There’s an interesting postscript to the story of Charles Darwin’s career as a freshwater malacologist. The "Mr. W. D. Crick of Northampton" who sent Darwin his report of the fingernail clam pinched on the water bug leg was Walter Drawbridge Crick (1857-1903), the grandfather of Francis H. C. Crick, who (with James Watson & Maurice Wilkins) shared the 1962 Nobel Prize for elucidating the structure of DNA (8).
At the outset of this essay, I characterized Charles Darwin as “the last complete biologist.” Chief among the reasons that there can be no more such protean figures must be the 20th century explosion of molecular biology, which has expanded our discipline in directions Darwin could never have imagined. It is a source of some inspiration to me that one can trace a path from Darwin to DNA through the great man’s last paper, and the humble discipline of freshwater malacology.
(1) Yes, Chapter 1 of Darwin’s “Voyage of the Beagle” included a passing note about “infusoria” (primarily diatom frustules) in dust accumulated while on shipboard.
(2) I’ve taken a bit of license with this paragraph. Darwin had a couple publishing credits prior to his (1839) “Voyage,” and several posthumous papers after his 6 April 1882 paper on freshwater bivalve dispersal. Darwin’s complete bibliography, including PDF downloads of the papers mentioned here, is available at Darwin Online.
(3) Dytiscus is a genus of large, predatory water bugs. Although spending the great majority of their lives swimming gracefully through the water column, they may on occasion take to the wing, flying like balsa-wood airplanes with old rubber bands.
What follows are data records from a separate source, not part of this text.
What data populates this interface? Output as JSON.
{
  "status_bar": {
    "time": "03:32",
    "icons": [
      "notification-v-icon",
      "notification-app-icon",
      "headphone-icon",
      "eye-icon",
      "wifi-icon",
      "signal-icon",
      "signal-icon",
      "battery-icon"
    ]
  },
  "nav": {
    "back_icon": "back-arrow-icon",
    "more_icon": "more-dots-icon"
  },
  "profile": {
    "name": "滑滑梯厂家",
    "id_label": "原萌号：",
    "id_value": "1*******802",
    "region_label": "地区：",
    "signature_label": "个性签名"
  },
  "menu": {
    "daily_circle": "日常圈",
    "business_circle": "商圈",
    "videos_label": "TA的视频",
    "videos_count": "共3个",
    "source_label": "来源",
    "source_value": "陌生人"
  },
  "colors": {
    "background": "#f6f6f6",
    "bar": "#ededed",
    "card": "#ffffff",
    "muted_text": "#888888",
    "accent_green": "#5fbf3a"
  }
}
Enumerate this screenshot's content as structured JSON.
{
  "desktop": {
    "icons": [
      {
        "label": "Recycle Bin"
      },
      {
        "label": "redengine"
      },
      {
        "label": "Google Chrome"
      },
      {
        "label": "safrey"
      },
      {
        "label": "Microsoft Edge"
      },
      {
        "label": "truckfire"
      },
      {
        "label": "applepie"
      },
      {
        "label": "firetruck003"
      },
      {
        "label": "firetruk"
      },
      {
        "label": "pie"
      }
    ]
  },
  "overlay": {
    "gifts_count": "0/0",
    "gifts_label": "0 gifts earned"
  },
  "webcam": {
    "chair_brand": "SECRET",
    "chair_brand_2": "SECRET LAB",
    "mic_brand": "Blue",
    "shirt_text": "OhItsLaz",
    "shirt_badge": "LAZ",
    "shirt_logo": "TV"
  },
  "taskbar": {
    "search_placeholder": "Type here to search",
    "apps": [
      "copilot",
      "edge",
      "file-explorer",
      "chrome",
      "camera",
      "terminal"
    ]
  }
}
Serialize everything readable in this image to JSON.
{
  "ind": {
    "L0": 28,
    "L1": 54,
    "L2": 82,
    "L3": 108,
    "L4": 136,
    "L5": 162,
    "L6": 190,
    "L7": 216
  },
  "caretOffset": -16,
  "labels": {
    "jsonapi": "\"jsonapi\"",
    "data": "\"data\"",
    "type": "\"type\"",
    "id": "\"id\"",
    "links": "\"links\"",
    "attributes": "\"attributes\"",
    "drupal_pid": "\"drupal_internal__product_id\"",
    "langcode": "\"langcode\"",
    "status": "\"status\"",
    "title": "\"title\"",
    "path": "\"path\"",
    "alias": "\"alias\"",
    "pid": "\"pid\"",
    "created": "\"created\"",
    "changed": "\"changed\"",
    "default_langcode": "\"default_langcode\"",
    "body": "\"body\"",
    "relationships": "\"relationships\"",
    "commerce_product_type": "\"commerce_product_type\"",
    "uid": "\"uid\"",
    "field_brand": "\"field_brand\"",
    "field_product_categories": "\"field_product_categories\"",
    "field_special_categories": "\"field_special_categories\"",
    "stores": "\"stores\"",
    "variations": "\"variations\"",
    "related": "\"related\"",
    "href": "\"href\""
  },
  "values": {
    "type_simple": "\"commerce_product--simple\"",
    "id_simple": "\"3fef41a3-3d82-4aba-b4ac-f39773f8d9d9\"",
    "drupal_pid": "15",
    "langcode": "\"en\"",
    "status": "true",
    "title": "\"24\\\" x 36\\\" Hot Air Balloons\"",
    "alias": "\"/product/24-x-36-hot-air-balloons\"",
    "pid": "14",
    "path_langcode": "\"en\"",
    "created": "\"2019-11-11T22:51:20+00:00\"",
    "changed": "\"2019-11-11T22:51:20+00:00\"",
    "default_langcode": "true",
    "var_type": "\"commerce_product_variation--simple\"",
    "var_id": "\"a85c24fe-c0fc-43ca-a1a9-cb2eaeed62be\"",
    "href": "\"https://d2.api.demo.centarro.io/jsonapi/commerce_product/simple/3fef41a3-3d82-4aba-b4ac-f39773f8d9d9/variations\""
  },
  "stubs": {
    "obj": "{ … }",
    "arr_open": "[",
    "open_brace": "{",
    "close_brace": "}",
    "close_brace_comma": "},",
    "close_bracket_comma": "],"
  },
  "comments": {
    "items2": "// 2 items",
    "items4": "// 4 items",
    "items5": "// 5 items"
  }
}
(4) Darwin, C. (1878) Transplantation of shells. Nature 18: 120-121.
(5) Darwin, C. (1882) On the dispersal of freshwater bivalves. Nature 25:529-530.
(6) The genus Cyclas has since been synonymized under Sphaerium. Today this common European "fingernail clam" is generally referred to as Sphaerium corneum.
(7) It is not, however. See the classic paper:W. J. Rees (1965) The Aerial Dispersal of Mollusca, Proc. Malac. Soc. London 36: 269 - 282.
(8) We must acknowledge an article in the February 2009 issue of National Geographic for calling our attention to this remarkable coincidence: Ridley, M. (2009) Modern Darwins. National Geographic 215: 56 - 73.